Why these states are taking the biggest percentage hit

Five states with no in-state refineries. Five states that started the year below the national average on both fuels and are now getting pulled toward it.

The states that didn't make this list — California (gas +36%), Hawaii (+33%), Washington (+35%) — didn't escape the surge. They're still expensive in absolute terms. But they had less arithmetic room to climb off an already-elevated base. The places that started cheap are converging toward the rest.

Two waves of consumer impact

The pump wave arrives first. A household in any of the top-five states filling two cars a week is now paying roughly $150 to $250 more per month on gasoline than it was at New Year's. That's a visible line-item change, the kind households notice on the next card statement or the next trip to the station.

The diesel wave arrives second, and it's harder to see because it doesn't show up on a bill with "fuel" on it. It shows up as a 10-cent increase on a loaf of bread. A $4 surcharge on a package delivery. A steeper quote from the contractor. A higher menu price at the local diner. Federal data shows transportation is already the second-largest average household expense behind housing, and diesel pass-through feeds into all of it over weeks and months.

For households in the five states on this list, both waves are landing. Gasoline at the pump is the immediate impact. Diesel-driven price increases on everything else are the slower one, and they typically last longer than the initial fuel move itself, because pricing on goods tends to be stickier on the way down than on the way up.

What to watch

  • Pump prices in the five states over the next four to eight weeks. If fleet spend eases first (as it tends to), retail pump prices follow within weeks. If fleet spend holds, pump pressure extends into summer.

  • Grocery and shipping costs in the interior South and Mountain West. Diesel pass-through takes a few weeks to reach the shelf, but when it does, food, freight-heavy goods, and building materials move first.

  • Small business pricing in the affected states. Contractors, local delivery services, and restaurants are the businesses most exposed to diesel input costs and the least able to hedge. Their pricing moves tend to be a leading indicator of the broader consumer impact.

  • State-level policy response. Fuel tax holidays, targeted assistance, and utility relief programs tend to emerge when fleet and consumer fuel costs together cross psychological thresholds. All five states on this list are now well past them on one or both fuels.
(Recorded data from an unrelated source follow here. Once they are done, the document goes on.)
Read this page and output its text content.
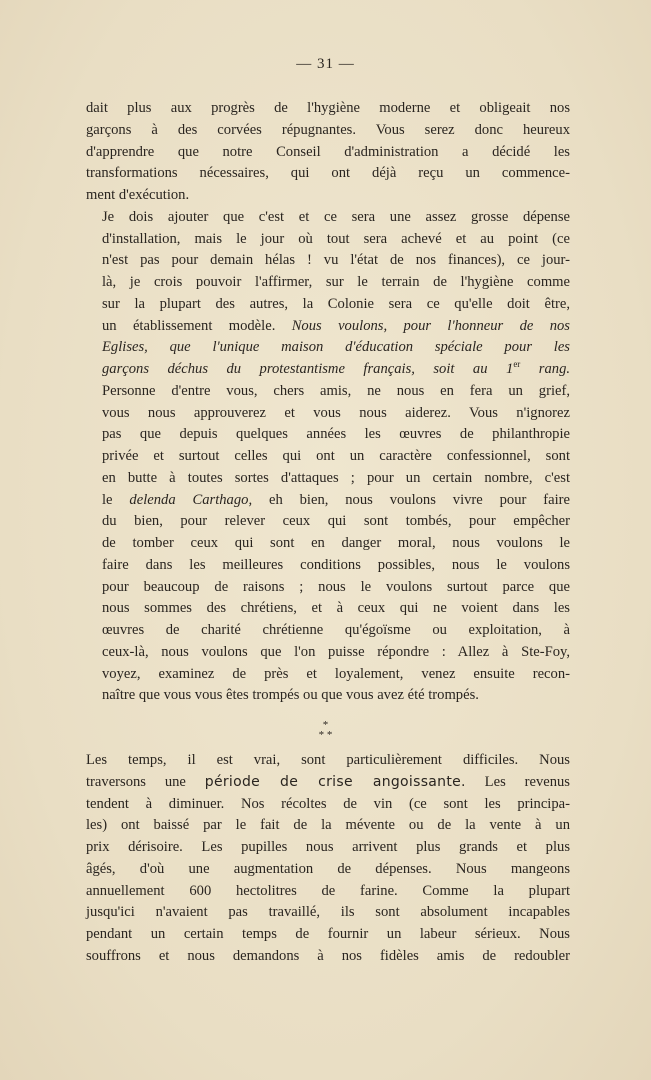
— 31 —

dait plus aux progrès de l'hygiène moderne et obligeait nos
garçons à des corvées répugnantes. Vous serez donc heureux
d'apprendre que notre Conseil d'administration a décidé les
transformations nécessaires, qui ont déjà reçu un commence-
ment d'exécution.

Je dois ajouter que c'est et ce sera une assez grosse dépense
d'installation, mais le jour où tout sera achevé et au point (ce
n'est pas pour demain hélas ! vu l'état de nos finances), ce jour-
là, je crois pouvoir l'affirmer, sur le terrain de l'hygiène comme
sur la plupart des autres, la Colonie sera ce qu'elle doit être,
un établissement modèle. Nous voulons, pour l'honneur de nos
Eglises, que l'unique maison d'éducation spéciale pour les
garçons déchus du protestantisme français, soit au 1er rang.
Personne d'entre vous, chers amis, ne nous en fera un grief,
vous nous approuverez et vous nous aiderez. Vous n'ignorez
pas que depuis quelques années les œuvres de philanthropie
privée et surtout celles qui ont un caractère confessionnel, sont
en butte à toutes sortes d'attaques ; pour un certain nombre, c'est
le delenda Carthago, eh bien, nous voulons vivre pour faire
du bien, pour relever ceux qui sont tombés, pour empêcher
de tomber ceux qui sont en danger moral, nous voulons le
faire dans les meilleures conditions possibles, nous le voulons
pour beaucoup de raisons ; nous le voulons surtout parce que
nous sommes des chrétiens, et à ceux qui ne voient dans les
œuvres de charité chrétienne qu'égoïsme ou exploitation, à
ceux-là, nous voulons que l'on puisse répondre : Allez à Ste-Foy,
voyez, examinez de près et loyalement, venez ensuite recon-
naître que vous vous êtes trompés ou que vous avez été trompés.

*
* *

Les temps, il est vrai, sont particulièrement difficiles. Nous
traversons une période de crise angoissante. Les revenus
tendent à diminuer. Nos récoltes de vin (ce sont les principa-
les) ont baissé par le fait de la mévente ou de la vente à un
prix dérisoire. Les pupilles nous arrivent plus grands et plus
âgés, d'où une augmentation de dépenses. Nous mangeons
annuellement 600 hectolitres de farine. Comme la plupart
jusqu'ici n'avaient pas travaillé, ils sont absolument incapables
pendant un certain temps de fournir un labeur sérieux. Nous
souffrons et nous demandons à nos fidèles amis de redoubler
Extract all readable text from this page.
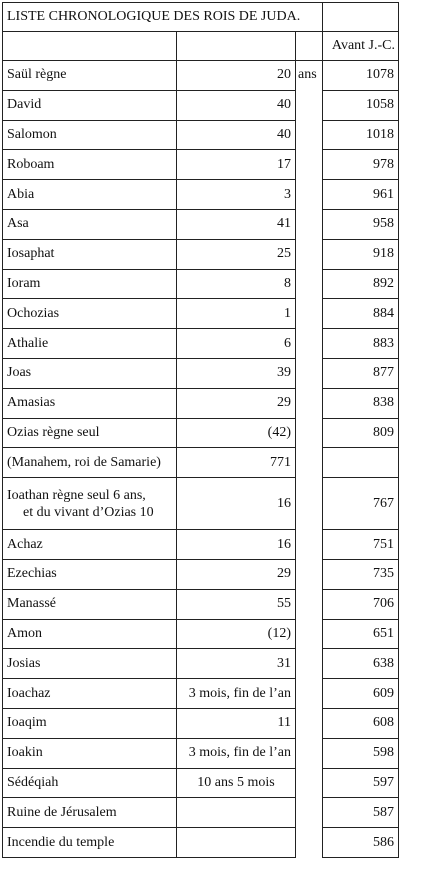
LISTE CHRONOLOGIQUE DES ROIS DE JUDA.			
			Avant J.-C.
Saül règne	20	ans	1078
David	40		1058
Salomon	40		1018
Roboam	17		978
Abia	3		961
Asa	41		958
Iosaphat	25		918
Ioram	8		892
Ochozias	1		884
Athalie	6		883
Joas	39		877
Amasias	29		838
Ozias règne seul	(42)		809
(Manahem, roi de Samarie)	771		

Ioathan règne seul 6 ans,
et du vivant d’Ozias 10	16		767
Achaz	16		751
Ezechias	29		735
Manassé	55		706
Amon	(12)		651
Josias	31		638
Ioachaz	3 mois, fin de l’an		609
Ioaqim	11		608
Ioakin	3 mois, fin de l’an		598
Sédéqiah	10 ans 5 mois		597
Ruine de Jérusalem			587
Incendie du temple			586
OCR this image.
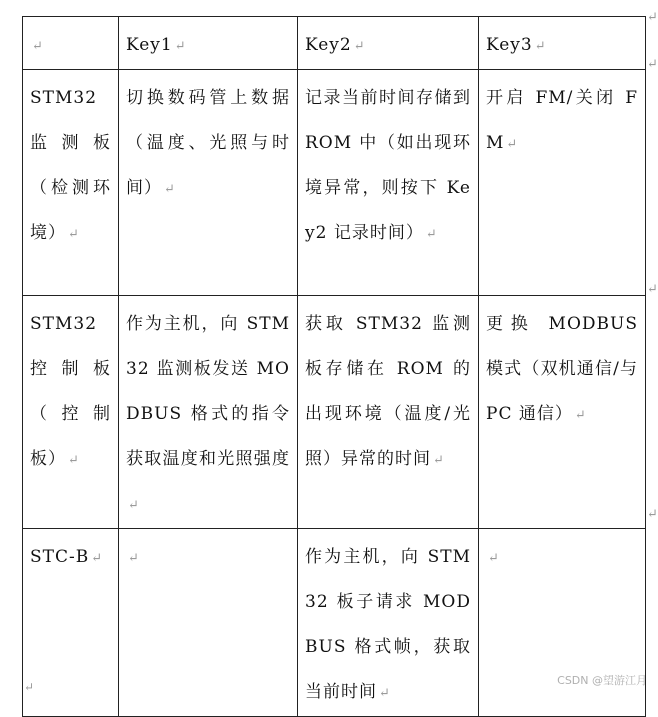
↵	Key1 ↵	Key2 ↵	Key3 ↵
STM32 监测板（检测环境） ↵	切换数码管上数据（温度、光照与时间） ↵	记录当前时间存储到 ROM 中（如出现环境异常，则按下 Key2 记录时间） ↵	开启 FM/关闭 FM ↵
STM32 控制板（控制板） ↵	作为主机，向 STM32 监测板发送 MODBUS 格式的指令获取温度和光照强度↵	获取 STM32 监测板存储在 ROM 的出现环境（温度/光照）异常的时间 ↵	更换 MODBUS 模式（双机通信/与 PC 通信） ↵
STC-B ↵	↵	作为主机，向 STM32 板子请求 MODBUS 格式帧，获取当前时间 ↵	↵
↵
↵
↵
↵
↵	CSDN @望游江月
The five states at the top of this list share something beyond geography: they're seeing both fuels spike together, which means their households will feel the run-up twice — once directly at the pump, and again through the cost of nearly everything they buy. Commercial fuel spend has already told us the second wave is on its way. The question now is how long, and how hard, it lands.

A note on methodology

All fleet spend data comes from the Samsara Fuel Spend Index, a weekly measure of what commercial fleets actually pay for gasoline and diesel, drawn from real-time commercial fueling activity across all 50 states. The Index reflects fleet fuel spend, not consumer retail pump prices, which are typically higher. AAA state-level retail averages are used here for the pump comparison. State-level fleet figures compare the week of Dec 29, 2025 (the pre-surge baseline) to the week of April 13, 2026, the most recent week with full state-level coverage at the time of analysis. The "combined average" column averages each state's percentage increase in gasoline and diesel fleet spend. Retail pump prices are AAA state averages from the week of April 13, 2026. The relevance of fleet fuel spend to consumer economics comes through pass-through: fleet-driven costs in freight, agriculture, construction, and local delivery surface in grocery prices, shipping fees, housing costs, and service rates on a lag of weeks to months.